For people who cannot use or tolerate CPAP, an implanted nerve stimulator offers another option. The FDA-approved Inspire system works by delivering mild electrical stimulation to the nerve that controls tongue movement, keeping the airway open during sleep. A small device is surgically implanted in the chest, similar to a pacemaker, and you activate it with a remote control before bed.

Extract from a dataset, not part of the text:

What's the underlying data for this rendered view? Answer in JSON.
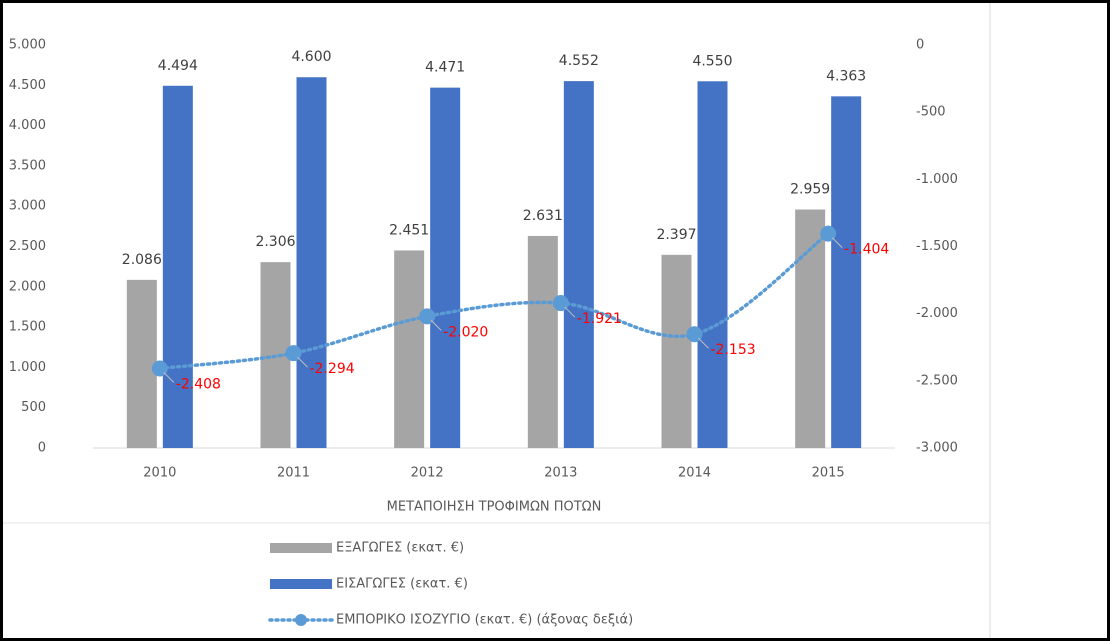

Eligibility is specific. You need to be 22 or older (18 in some cases), have moderate to severe apnea with an AHI between 15 and 100, and have already tried and failed CPAP. One key requirement: your airway cannot have complete concentric collapse at the soft palate, because the device works by moving the tongue forward rather than opening the palate. A drug-induced sleep endoscopy is typically performed beforehand to check this. Adolescents aged 13 to 18 with Down syndrome and severe apnea also qualify under specific conditions.

Surgical Options

Several surgical procedures can permanently alter airway anatomy. The most effective is maxillomandibular advancement (MMA), which moves both the upper and lower jaw forward to enlarge the airway space behind the tongue and soft palate. According to Mayo Clinic data, more than half of patients who undergo MMA achieve complete elimination of sleep apnea, with AHI dropping below 5. The vast majority of patients, even those with severe apnea, have a successful outcome.

One common misconception is that jaw surgery only works for people with small or recessed jaws. In practice, patients with normal bone structure whose apnea comes from excess soft tissue or obesity also see good results. MMA is a significant surgery with a recovery period of several weeks, and it does change facial appearance slightly, typically moving the jawline forward. It’s generally considered when other treatments have failed or when a patient wants a more permanent solution.

Other surgical options include procedures to remove or reduce tissue in the throat, reposition the tongue base, or address nasal obstruction. These tend to have more variable success rates and are often used in combination rather than alone. Tonsil and adenoid removal is the first-line surgical treatment in children with sleep apnea, where it resolves the condition in the majority of cases.

Can Sleep Apnea Be Fully Cured?

The answer depends on what’s driving it. If your apnea is primarily caused by excess weight, significant weight loss can eliminate it entirely. If it’s caused by enlarged tonsils, removing them can be curative. Jaw surgery cures it in a substantial percentage of patients. Positional therapy can normalize AHI in people whose apnea is position-dependent.

For many adults, though, sleep apnea is a chronic condition influenced by multiple factors: anatomy, muscle tone, aging, and body composition. In these cases, the goal shifts from cure to effective long-term management. CPAP, oral appliances, and nerve stimulation don’t change your anatomy, so apnea returns when you stop using them. The most realistic path for most people is finding a treatment you’ll actually use consistently, combined with lifestyle changes that reduce severity over time.